The angle formed at the centre of the circle by lines originating from two points on the circle's circumference is double the angle formed on the circumference of the circle by lines originating from the same points. i.e. a = 2b.

∴ ∠OAE = 2 (∠OCE)

⇒ ∠OAE = 2 (60°) = 120°

In Δ DAE :

Draw a perpendicular bisector on DE from A say AS.

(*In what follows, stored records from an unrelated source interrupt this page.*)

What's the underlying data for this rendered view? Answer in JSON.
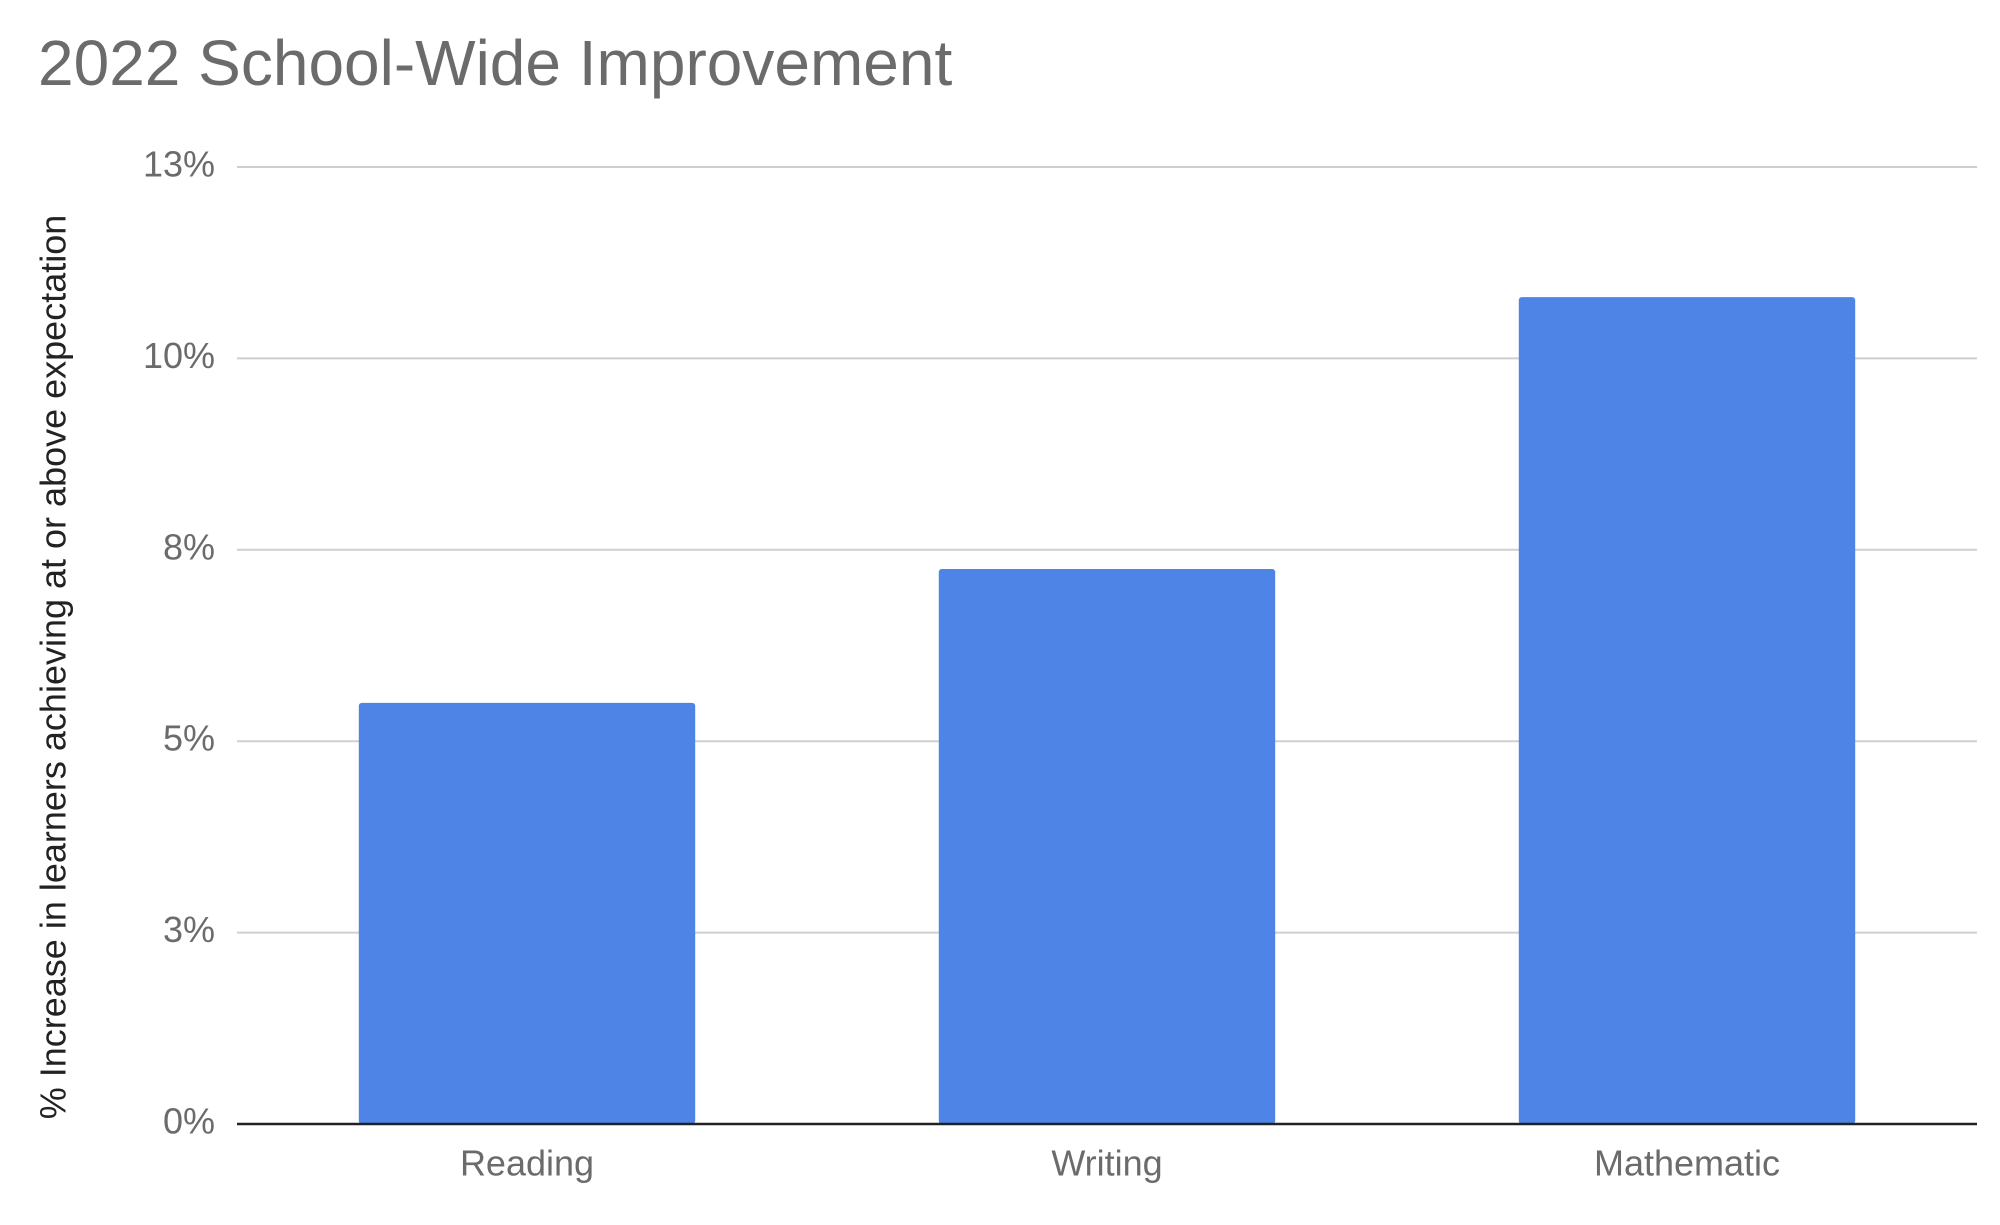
{
  "chart_data": {
    "type": "bar",
    "title": "2022 School-Wide Improvement",
    "y_label": "% Increase in learners achieving at or above expectation",
    "categories": [
      "Reading",
      "Writing",
      "Mathematic"
    ],
    "values": [
      5.5,
      7.25,
      10.8
    ],
    "color": "#4e84e6",
    "ylim": [
      0,
      12.5
    ],
    "yticks": [
      {
        "value": 0,
        "label": "0%"
      },
      {
        "value": 2.5,
        "label": "3%"
      },
      {
        "value": 5,
        "label": "5%"
      },
      {
        "value": 7.5,
        "label": "8%"
      },
      {
        "value": 10,
        "label": "10%"
      },
      {
        "value": 12.5,
        "label": "13%"
      }
    ],
    "grid": true
  }
}
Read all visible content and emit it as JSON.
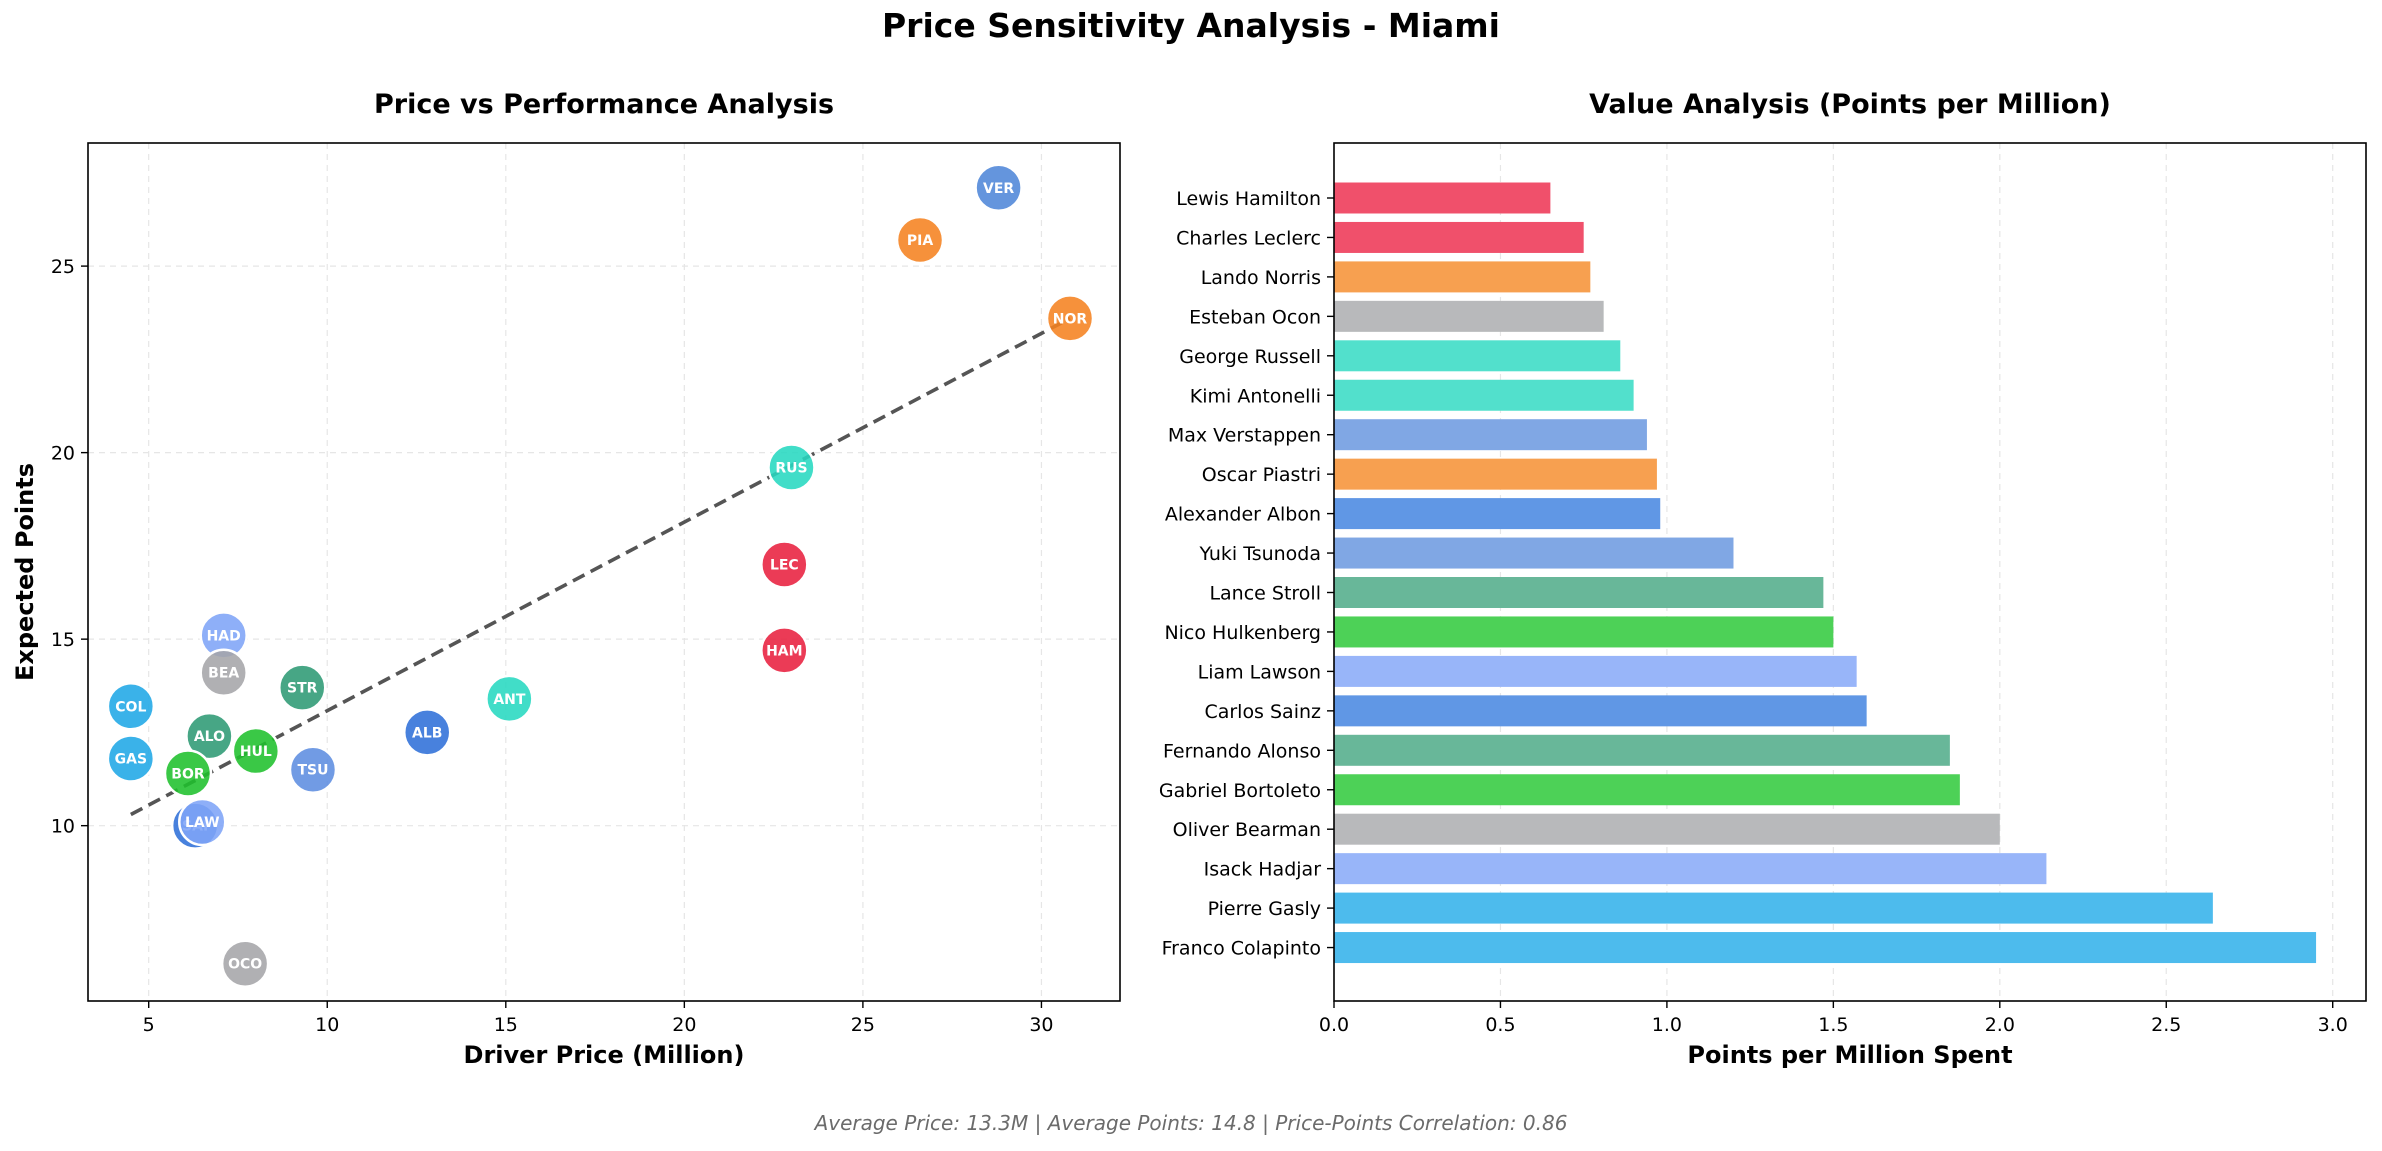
{
  "figure": {
    "title": "Price Sensitivity Analysis - Miami",
    "footer": "Average Price: 13.3M | Average Points: 14.8 | Price-Points Correlation: 0.86"
  },
  "chart_data": [
    {
      "type": "scatter",
      "title": "Price vs Performance Analysis",
      "xlabel": "Driver Price (Million)",
      "ylabel": "Expected Points",
      "xlim": [
        3.3,
        32.2
      ],
      "ylim": [
        5.3,
        28.3
      ],
      "xticks": [
        5,
        10,
        15,
        20,
        25,
        30
      ],
      "yticks": [
        10,
        15,
        20,
        25
      ],
      "grid": true,
      "trendline": {
        "style": "dashed",
        "x": [
          4.5,
          30.8
        ],
        "y": [
          10.3,
          23.6
        ],
        "color": "#555555"
      },
      "points": [
        {
          "label": "VER",
          "x": 28.8,
          "y": 27.1,
          "color": "#4f86d8"
        },
        {
          "label": "PIA",
          "x": 26.6,
          "y": 25.7,
          "color": "#f58220"
        },
        {
          "label": "NOR",
          "x": 30.8,
          "y": 23.6,
          "color": "#f58220"
        },
        {
          "label": "RUS",
          "x": 23.0,
          "y": 19.6,
          "color": "#27d8c0"
        },
        {
          "label": "LEC",
          "x": 22.8,
          "y": 17.0,
          "color": "#e8203f"
        },
        {
          "label": "HAM",
          "x": 22.8,
          "y": 14.7,
          "color": "#e8203f"
        },
        {
          "label": "HAD",
          "x": 7.1,
          "y": 15.1,
          "color": "#7ea4f7"
        },
        {
          "label": "BEA",
          "x": 7.1,
          "y": 14.1,
          "color": "#a5a5a8"
        },
        {
          "label": "STR",
          "x": 9.3,
          "y": 13.7,
          "color": "#2e9a74"
        },
        {
          "label": "ANT",
          "x": 15.1,
          "y": 13.4,
          "color": "#27d8c0"
        },
        {
          "label": "COL",
          "x": 4.5,
          "y": 13.2,
          "color": "#1fa7e6"
        },
        {
          "label": "ALB",
          "x": 12.8,
          "y": 12.5,
          "color": "#2f6fd8"
        },
        {
          "label": "ALO",
          "x": 6.7,
          "y": 12.4,
          "color": "#2e9a74"
        },
        {
          "label": "HUL",
          "x": 8.0,
          "y": 12.0,
          "color": "#1fc02c"
        },
        {
          "label": "GAS",
          "x": 4.5,
          "y": 11.8,
          "color": "#1fa7e6"
        },
        {
          "label": "TSU",
          "x": 9.6,
          "y": 11.5,
          "color": "#5d8de0"
        },
        {
          "label": "BOR",
          "x": 6.1,
          "y": 11.4,
          "color": "#1fc02c"
        },
        {
          "label": "SAI",
          "x": 6.3,
          "y": 10.0,
          "color": "#2f6fd8"
        },
        {
          "label": "LAW",
          "x": 6.5,
          "y": 10.1,
          "color": "#7ea4f7"
        },
        {
          "label": "OCO",
          "x": 7.7,
          "y": 6.3,
          "color": "#a5a5a8"
        }
      ]
    },
    {
      "type": "bar",
      "orientation": "horizontal",
      "title": "Value Analysis (Points per Million)",
      "xlabel": "Points per Million Spent",
      "ylabel": "",
      "xlim": [
        0,
        3.1
      ],
      "xticks": [
        0.0,
        0.5,
        1.0,
        1.5,
        2.0,
        2.5,
        3.0
      ],
      "grid": true,
      "categories": [
        "Lewis Hamilton",
        "Charles Leclerc",
        "Lando Norris",
        "Esteban Ocon",
        "George Russell",
        "Kimi Antonelli",
        "Max Verstappen",
        "Oscar Piastri",
        "Alexander Albon",
        "Yuki Tsunoda",
        "Lance Stroll",
        "Nico Hulkenberg",
        "Liam Lawson",
        "Carlos Sainz",
        "Fernando Alonso",
        "Gabriel Bortoleto",
        "Oliver Bearman",
        "Isack Hadjar",
        "Pierre Gasly",
        "Franco Colapinto"
      ],
      "values": [
        0.65,
        0.75,
        0.77,
        0.81,
        0.86,
        0.9,
        0.94,
        0.97,
        0.98,
        1.2,
        1.47,
        1.5,
        1.57,
        1.6,
        1.85,
        1.88,
        2.0,
        2.14,
        2.64,
        2.95
      ],
      "colors": [
        "#f0506b",
        "#f0506b",
        "#f7a050",
        "#b8b9bb",
        "#52e0cc",
        "#52e0cc",
        "#80a7e4",
        "#f7a050",
        "#6097e5",
        "#80a7e4",
        "#68b799",
        "#4dd157",
        "#98b5f9",
        "#6097e5",
        "#68b799",
        "#4dd157",
        "#b8b9bb",
        "#98b5f9",
        "#4dbbed",
        "#4dbbed"
      ]
    }
  ]
}
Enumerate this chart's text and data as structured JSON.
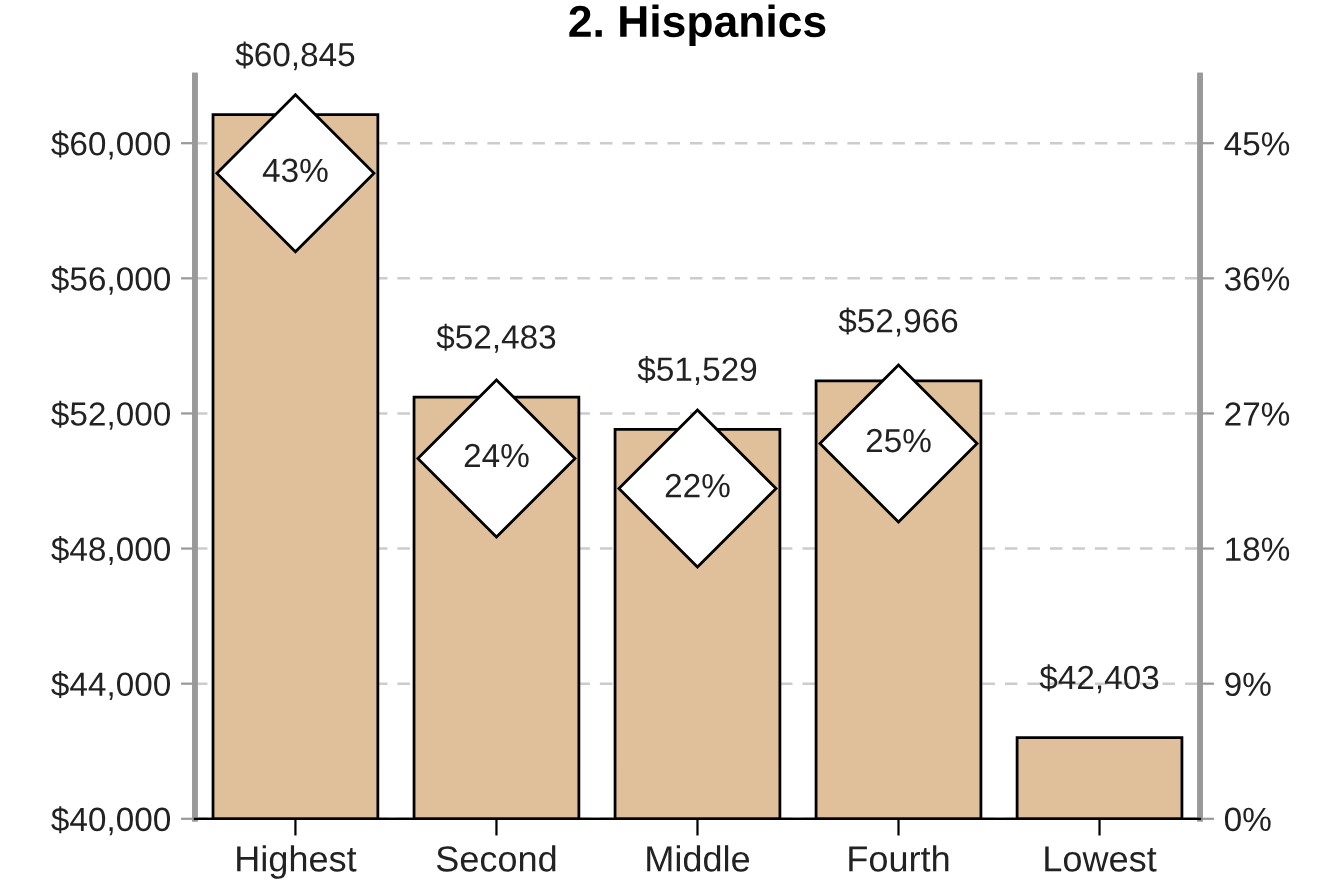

AS is a perpendicular bisector of DE.

∴ ∠DAS = ∠EAS , DS = DE and ∠ASD = ∠ASE = 90°

⇒ ∠DAE = ∠DAS + ∠EAS = 120°

⇒ ∠DAE = 2(∠DAS) = 2(∠EAS) = 120°

⇒ ∠DAS = ∠EAS = 60°

In Δ ADE,

ΔDAE is an isosceles triangle (∵ AD = AE)

∴ ∠ADE = ∠AED = δ

Now, ∠ADE + ∠DEA + ∠DAE = 180°

⇒ ∠DAE + δ + δ = 180°

⇒ 120° + δ + δ = 180°

⇒ δ = ∠ADS = 30°

We get,

∠ADS = 30° , ∠DAS = 60° and ∠DAS = 90°

We know that sides of any triangle of angles 30°, 60° and 90°

are in the ratio 1:√3:2.

⇒ AS :DS: AD = 1: √3: 2

⇒ AS :1.5 :AD = 1: √3: 2

⇒ AD = √3 cm = r

Radius of circle is √3 cm.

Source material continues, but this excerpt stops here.